Thinning Iris - Knowledgebase Question

Name: Connie Rudd
Griffith, IN
Avatar for connietuptu
Question by connietuptu
August 14, 2000
My iris are going crazy and I have to thin them. I never cut the plants down because they are still green. How and when should I thin the beds? They are taking over the whole flower garden!

Answer from NGA
August 14, 2000
It is a good idea to dig up irises every 4-5 years so you can seperate out the weak and diseased ones. Then at the same time to can amend the soil a bit. They'll love you for it!

After blooming lift the entire clump with a spade and separate it into small clusters of rhizomes (this is what the roots are called). Choose only the largest and healthiest-looking ones for transplanting. Put them in a bucket while you work the soil for the new planting. You might also add some compost or rotted manure as they enjoy rich soil. Good drainage will help you avoid borers.
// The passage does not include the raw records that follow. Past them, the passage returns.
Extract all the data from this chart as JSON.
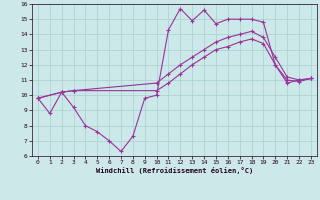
{
  "xlabel": "Windchill (Refroidissement éolien,°C)",
  "xlim": [
    -0.5,
    23.5
  ],
  "ylim": [
    6,
    16
  ],
  "xticks": [
    0,
    1,
    2,
    3,
    4,
    5,
    6,
    7,
    8,
    9,
    10,
    11,
    12,
    13,
    14,
    15,
    16,
    17,
    18,
    19,
    20,
    21,
    22,
    23
  ],
  "yticks": [
    6,
    7,
    8,
    9,
    10,
    11,
    12,
    13,
    14,
    15,
    16
  ],
  "bg_color": "#cce8e8",
  "grid_color": "#aad4d4",
  "line_color": "#993399",
  "line1_x": [
    0,
    1,
    2,
    3,
    4,
    5,
    6,
    7,
    8,
    9,
    10,
    11,
    12,
    13,
    14,
    15,
    16,
    17,
    18,
    19,
    20,
    21,
    22,
    23
  ],
  "line1_y": [
    9.8,
    8.8,
    10.2,
    9.2,
    8.0,
    7.6,
    7.0,
    6.3,
    7.3,
    9.8,
    10.0,
    14.3,
    15.7,
    14.9,
    15.6,
    14.7,
    15.0,
    15.0,
    15.0,
    14.8,
    12.0,
    10.8,
    11.0,
    11.1
  ],
  "line2_x": [
    0,
    2,
    3,
    10,
    11,
    12,
    13,
    14,
    15,
    16,
    17,
    18,
    19,
    20,
    21,
    22,
    23
  ],
  "line2_y": [
    9.8,
    10.2,
    10.3,
    10.8,
    11.4,
    12.0,
    12.5,
    13.0,
    13.5,
    13.8,
    14.0,
    14.2,
    13.8,
    12.5,
    11.2,
    11.0,
    11.1
  ],
  "line3_x": [
    0,
    2,
    3,
    10,
    11,
    12,
    13,
    14,
    15,
    16,
    17,
    18,
    19,
    20,
    21,
    22,
    23
  ],
  "line3_y": [
    9.8,
    10.2,
    10.3,
    10.3,
    10.8,
    11.4,
    12.0,
    12.5,
    13.0,
    13.2,
    13.5,
    13.7,
    13.4,
    12.0,
    11.0,
    10.9,
    11.1
  ]
}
Place one or several of the divisions into the prepared soil. If you plant them in a circle be sure to have the leaves facing outward. If you don't do that, they will soon be crowded again. Make the holes deep and wide enough to take the roots without crowding. Have the rhizomes set so they are just below the surface of the soil.

This should do the trick. Remember to dead-head them (remove the flowers after they bloom).